A 33-year-old American woman named Elizabeth Swaney started freestyle skiing back in 2013 with the desire to compete in the Olympics. The journey she took to get there is rather amazing.

Freestyle skiing is a discipline where competitors perform flips and tricks in order to gain a better score from the judges. Elizabeth was competing in the female halfpipe discipline where she scored last – without performing a single trick.

Swaney initially competed for Venezuela, where her mother is from. She later switched to competing for Hungary in 2016 since that is where her grandparents originate from. Swaney was eligible to represent Hungary, becoming their first Olympic freestyle skier after qualifying through the quota system.

In order to make it to the South Korean Olympic Games she needed to finish in the top 30 at World Cup events, which she managed to do in 13 career halfpipe contests.

Elizabeth mostly attended low key events, tried to remain upright and to always record a score. She would mostly finish last or within a couple of places from last. Most of the events she attended featured less than 30 participants. Also, other skiers would fall and not get scored or would get injured, but Elizabeth persisted, she was consistent and didn’t tumble.

Her best placement was finishing 13th out of 15 in a Chinese event held in December, while at the time most high profile skiers were competing in Colorado.

Swaney managed to raise funds to attend events through online donations.

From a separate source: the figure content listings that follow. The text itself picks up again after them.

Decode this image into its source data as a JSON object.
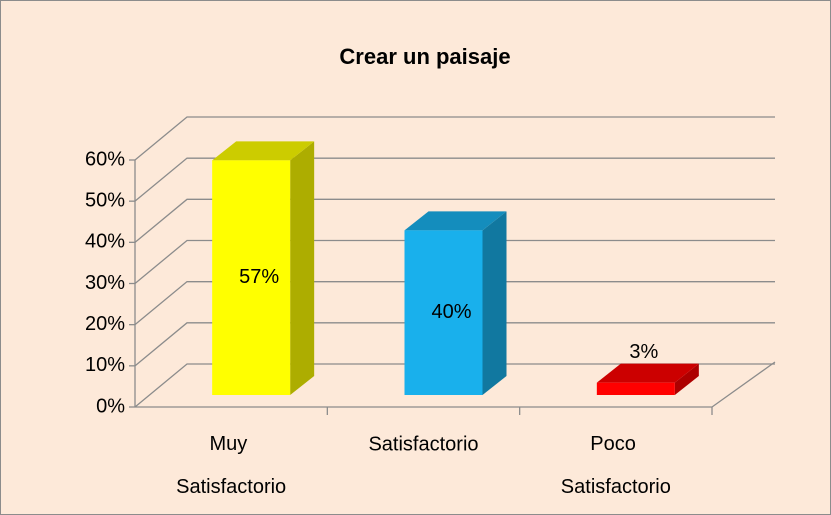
{
  "chart_data": {
    "type": "bar3d",
    "title": "Crear un paisaje",
    "categories": [
      "Muy Satisfactorio",
      "Satisfactorio",
      "Poco Satisfactorio"
    ],
    "values": [
      57,
      40,
      3
    ],
    "value_labels": [
      "57%",
      "40%",
      "3%"
    ],
    "colors": [
      "#ffff00",
      "#19b0ec",
      "#ff0000"
    ],
    "ylim": [
      0,
      60
    ],
    "yticks": [
      {
        "value": 0,
        "label": "0%"
      },
      {
        "value": 10,
        "label": "10%"
      },
      {
        "value": 20,
        "label": "20%"
      },
      {
        "value": 30,
        "label": "30%"
      },
      {
        "value": 40,
        "label": "40%"
      },
      {
        "value": 50,
        "label": "50%"
      },
      {
        "value": 60,
        "label": "60%"
      }
    ],
    "grid": true
  }
}
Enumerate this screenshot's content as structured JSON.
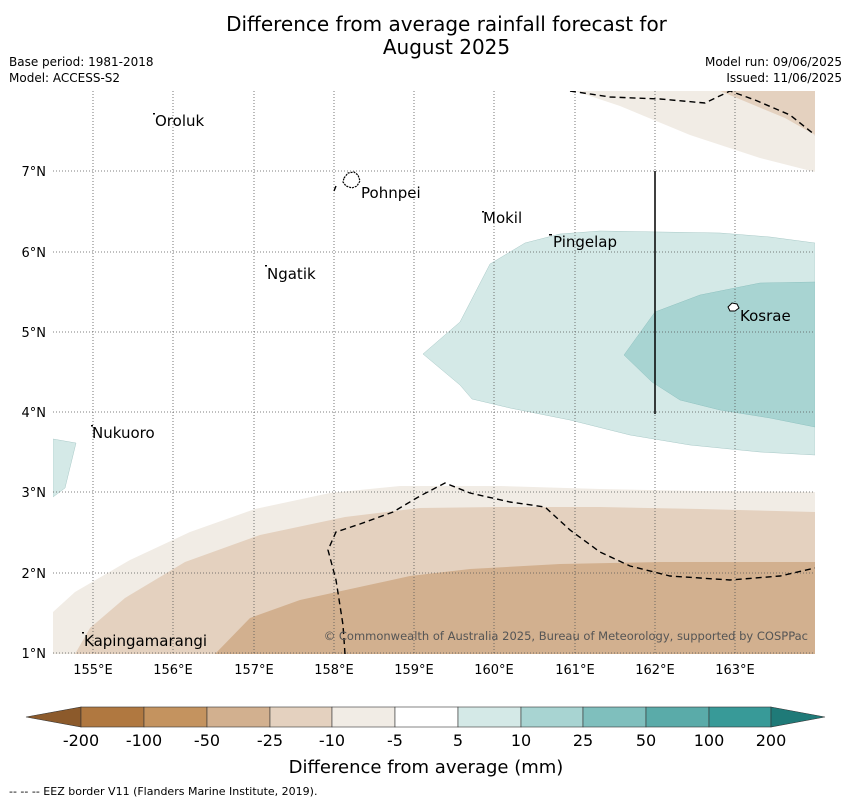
{
  "title_line1": "Difference from average rainfall forecast for",
  "title_line2": "August 2025",
  "base_period": "Base period: 1981-2018",
  "model": "Model: ACCESS-S2",
  "model_run": "Model run: 09/06/2025",
  "issued": "Issued: 11/06/2025",
  "lon_labels": [
    "155°E",
    "156°E",
    "157°E",
    "158°E",
    "159°E",
    "160°E",
    "161°E",
    "162°E",
    "163°E"
  ],
  "lat_labels": [
    "1°N",
    "2°N",
    "3°N",
    "4°N",
    "5°N",
    "6°N",
    "7°N"
  ],
  "places": [
    "Oroluk",
    "Pohnpei",
    "Mokil",
    "Pingelap",
    "Ngatik",
    "Kosrae",
    "Nukuoro",
    "Kapingamarangi"
  ],
  "copyright": "© Commonwealth of Australia 2025, Bureau of Meteorology, supported by COSPPac",
  "colorbar": {
    "ticks": [
      "-200",
      "-100",
      "-50",
      "-25",
      "-10",
      "-5",
      "5",
      "10",
      "25",
      "50",
      "100",
      "200"
    ],
    "colors": [
      "#8c5a2b",
      "#b07840",
      "#c4935f",
      "#d2b08f",
      "#e4d1bf",
      "#f1ece5",
      "#ffffff",
      "#d4e9e7",
      "#a8d4d2",
      "#7fbfbd",
      "#5aaba9",
      "#389a98",
      "#1f7a78"
    ],
    "label": "Difference from average (mm)"
  },
  "footer": "--  --  -- EEZ border V11 (Flanders Marine Institute, 2019)."
}
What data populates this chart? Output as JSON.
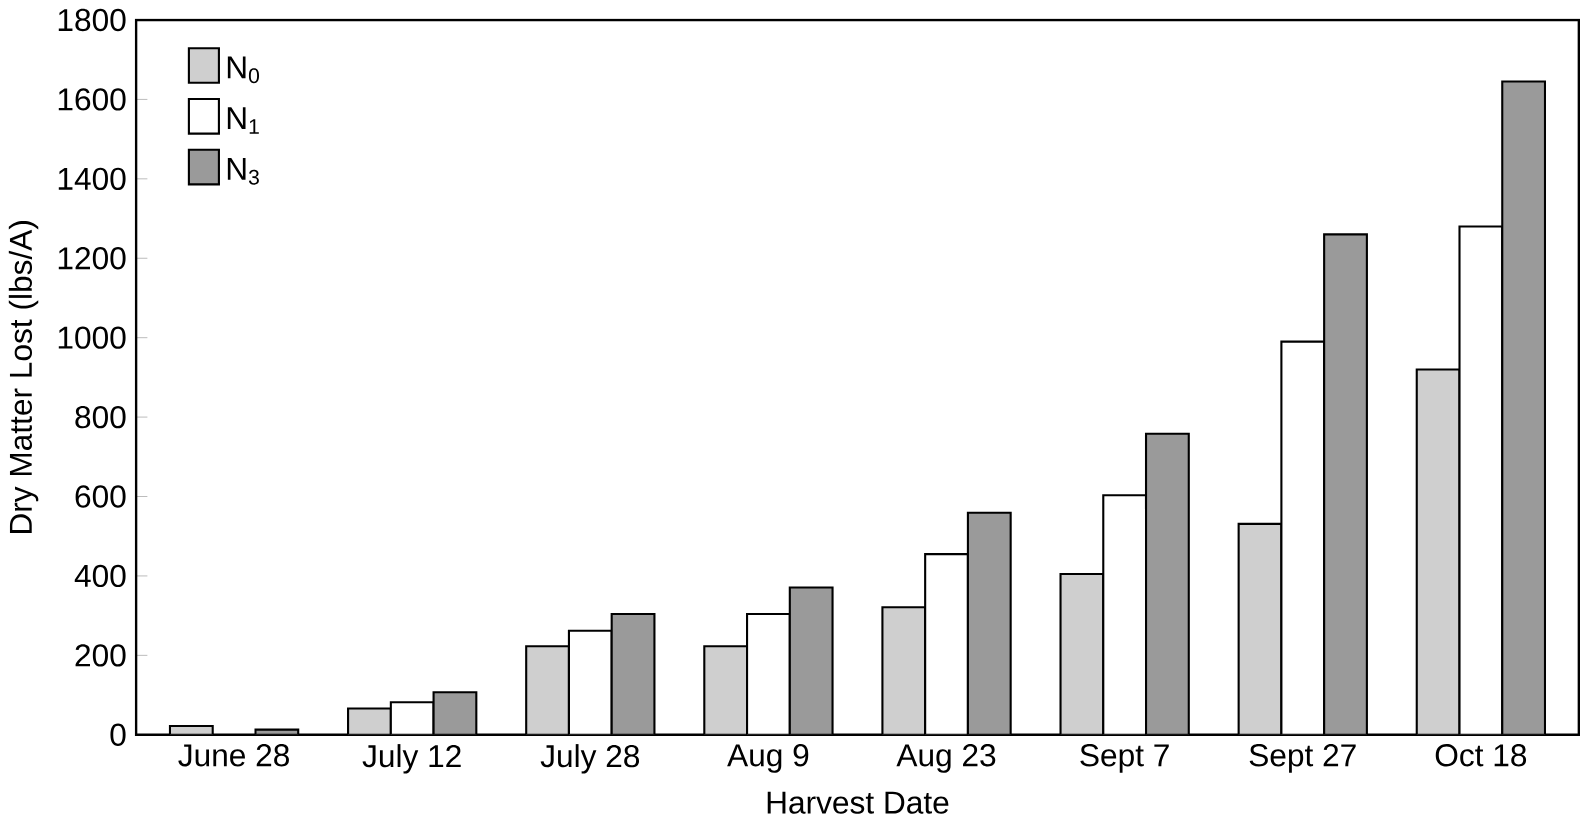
{
  "chart_data": {
    "type": "bar",
    "xlabel": "Harvest Date",
    "ylabel": "Dry Matter Lost (lbs/A)",
    "categories": [
      "June 28",
      "July 12",
      "July 28",
      "Aug 9",
      "Aug 23",
      "Sept 7",
      "Sept 27",
      "Oct 18"
    ],
    "series": [
      {
        "name": "N$_{0}$",
        "color": "#cfcfcf",
        "values": [
          22,
          66,
          223,
          223,
          321,
          405,
          531,
          920
        ]
      },
      {
        "name": "N$_{1}$",
        "color": "#ffffff",
        "values": [
          null,
          82,
          262,
          304,
          455,
          603,
          990,
          1280
        ]
      },
      {
        "name": "N$_{3}$",
        "color": "#9a9a9a",
        "values": [
          13,
          107,
          304,
          371,
          559,
          758,
          1260,
          1645
        ]
      }
    ],
    "ylim": [
      0,
      1800
    ],
    "yticks": [
      0,
      200,
      400,
      600,
      800,
      1000,
      1200,
      1400,
      1600,
      1800
    ],
    "grid": false,
    "legend": "top left"
  }
}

Another factor that contributed to her making the Hungarian team is that there is also a limit to how many skiers a country can have per event and reallocation rules within the Hungarian ski federation that tried to balance men’s and women’s representation.

A Hungarian team spokesman told Reuters “We, the Hungarian Olympic Committee, have to learn the lessons from this case, and we must consider rethinking our nomination procedures.”

On the other hand, Canadian skier Cassie Sharp who won women’s gold medal in the halfpipe final was supportive of Swaney’s efforts stating “If you are going to put in the time and effort to be here, then you deserve to be here as much as I do.”

Swaney maintained an optimistic outlook, “I want to inspire others in Hungary and the world to become involved in freestyle skiing.”

She has been practicing tricks in water and has stated that she has been trying “to incorporate those into the halfpipe. I’m just not comfortable landing the water tricks on snow yet.”